Innovative Health's Blog

COVID Has Been a Challenge in Healthcare – Don’t Expect It To Get Better Anytime Soon

Written by Lars Thording | Nov 16, 2021 10:00:00 AM
The pandemic has surface a number of foundational problems in US healthcare, including the fragile nature of the healthcare supply chain, the high cost of medical devices, the paper-thin operating margin of many hospitals, and the availability of qualified staff. Add to this the climate crisis and the critical role of healthcare in solving it – and we have a confluence of challenges that need to be addressed – fast and through both wide and deep changes. Many of these are being addressed politically as well as in hospital administration – we have learned the lesson, but the suffering is far from over. Many of the pandemic-triggered challenges will not be solved in the short run and are likely to make 2022 at least as difficult for healthcare as 2020 and 2021 were.

According to Modern Healthcare, hospital operating margins dropped by 18% between August and September 2021. We saw the same margin decline earlier in the pandemic: A disastrous combination of reduced volumes (because patients stay away from or delay especially the highly profitable elective surgeries) and higher costs (due to pandemic related activities). With COVID whipsawing between peaks and momentary recoveries from state to state – and vaccination numbers still embarrassingly low, there is not much reason to believe that we have seen this combination for the last time. One thing is certain: Hospitals have to find a way to sustain their elective surgeries. Certainly, banning these was a bad decision, but ensuring that patients feel comfortable about going to the hospital is a different challenge altogether.

 

Hospitals have to find a way to sustain their elective surgeries.

 

The climate crisis: Hospitals are responsible for more than 8% of all US greenhouse gas emissions, and reducing emissions in hospital operations has been the focus for most of healthcare’s attempt to reduce environmental impact. This is turning out to be – far from – enough. Greenhouse gas emissions from the hospital are a great staring point, but they are so-called scope 1 emissions and fail to address what is happening in the supply chain (that’s scope 3 – emissions not directly controlled by the hospital). In fact, 80% of healthcare emissions come from medical devices, pharmaceuticals, food services, etc. This is far more difficult to address, but healthcare is not effectively responding to the call for greener solutions until it addresses it’s supply chain. 2022 is going to focus even stronger on this.

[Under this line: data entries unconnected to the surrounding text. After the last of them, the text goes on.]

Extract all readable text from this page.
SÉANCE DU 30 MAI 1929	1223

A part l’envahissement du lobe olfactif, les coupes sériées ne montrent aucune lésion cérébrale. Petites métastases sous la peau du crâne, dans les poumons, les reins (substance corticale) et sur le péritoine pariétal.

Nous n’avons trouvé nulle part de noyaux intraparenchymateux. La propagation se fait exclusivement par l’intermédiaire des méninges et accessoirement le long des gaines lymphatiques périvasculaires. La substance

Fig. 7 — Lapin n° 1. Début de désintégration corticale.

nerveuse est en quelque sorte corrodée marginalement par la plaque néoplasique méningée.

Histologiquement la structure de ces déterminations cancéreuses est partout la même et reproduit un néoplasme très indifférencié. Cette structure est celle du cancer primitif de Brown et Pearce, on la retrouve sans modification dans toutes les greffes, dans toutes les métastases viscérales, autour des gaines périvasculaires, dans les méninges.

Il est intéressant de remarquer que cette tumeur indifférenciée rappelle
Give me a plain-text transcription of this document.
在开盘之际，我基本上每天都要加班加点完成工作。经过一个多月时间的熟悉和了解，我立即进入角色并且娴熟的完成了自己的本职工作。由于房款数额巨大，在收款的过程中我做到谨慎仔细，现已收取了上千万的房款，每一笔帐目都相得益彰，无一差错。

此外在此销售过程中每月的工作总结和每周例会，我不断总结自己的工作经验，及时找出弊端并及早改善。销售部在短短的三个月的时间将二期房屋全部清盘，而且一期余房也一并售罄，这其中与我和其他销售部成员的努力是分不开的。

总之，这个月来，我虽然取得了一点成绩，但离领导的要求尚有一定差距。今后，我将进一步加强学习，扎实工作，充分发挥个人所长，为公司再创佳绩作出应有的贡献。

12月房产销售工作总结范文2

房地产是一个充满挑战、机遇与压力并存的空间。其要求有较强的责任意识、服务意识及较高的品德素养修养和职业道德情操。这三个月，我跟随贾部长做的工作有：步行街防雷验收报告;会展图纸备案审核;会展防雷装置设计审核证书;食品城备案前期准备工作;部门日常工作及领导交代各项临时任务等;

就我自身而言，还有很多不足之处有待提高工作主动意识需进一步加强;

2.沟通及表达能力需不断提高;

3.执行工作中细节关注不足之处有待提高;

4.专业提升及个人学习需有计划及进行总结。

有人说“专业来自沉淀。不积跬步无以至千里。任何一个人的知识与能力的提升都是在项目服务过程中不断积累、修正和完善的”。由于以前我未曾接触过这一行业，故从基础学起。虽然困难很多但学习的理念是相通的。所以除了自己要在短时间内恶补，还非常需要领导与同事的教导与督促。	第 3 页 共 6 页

The pandemic showed us how fragile US hospitals are financially. Most simply cannot handle small demand fluctuations. Prices on, for example, medical devices, simply have to come down. Any other scenario is unsustainable. We are back to, “It’s the Prices, Stupid” – we just spend too much on healthcare in the US, and to fix that, prices have to come down. And all players in healthcare have to participate. Two notable players, who have largely avoided attention, although they need to be part of the solution: Payers and manufacturers. Manufacturers are foreseeing price increases even higher than usual due to their supply chain issues, so price reductions are not coming from that direction any time soon.

 

...we just spend too much on healthcare in the US, and to fix that, prices have to come down.

 

One of the perhaps biggest challenges to post-COVID US is neither costs nor the environment. It’s staffing. Burnout has plagued professions such as technologists, nurses, and even doctors since the height of the pandemic more than a year ago. Many have simply left their profession. Labor shortages are driving up costs significantly and making it harder for hospitals to serve their patients with qualified staff. Going back to the jigsaw of COVID – this will not get better any time soon – in fact, it will probably get worse. Add this to the lower volume-higher cost issue, and we have a recipe for disaster: Lower operating margin and less ability to deliver care.

The point is, we are in a “build-the-plane-while-we-fly-it” situation: We must repair US healthcare, and we must do it while we are not yet out of the pandemic – because its effects will continue to plague the sector for years, and there is no time to wait in addressing fundamental issues.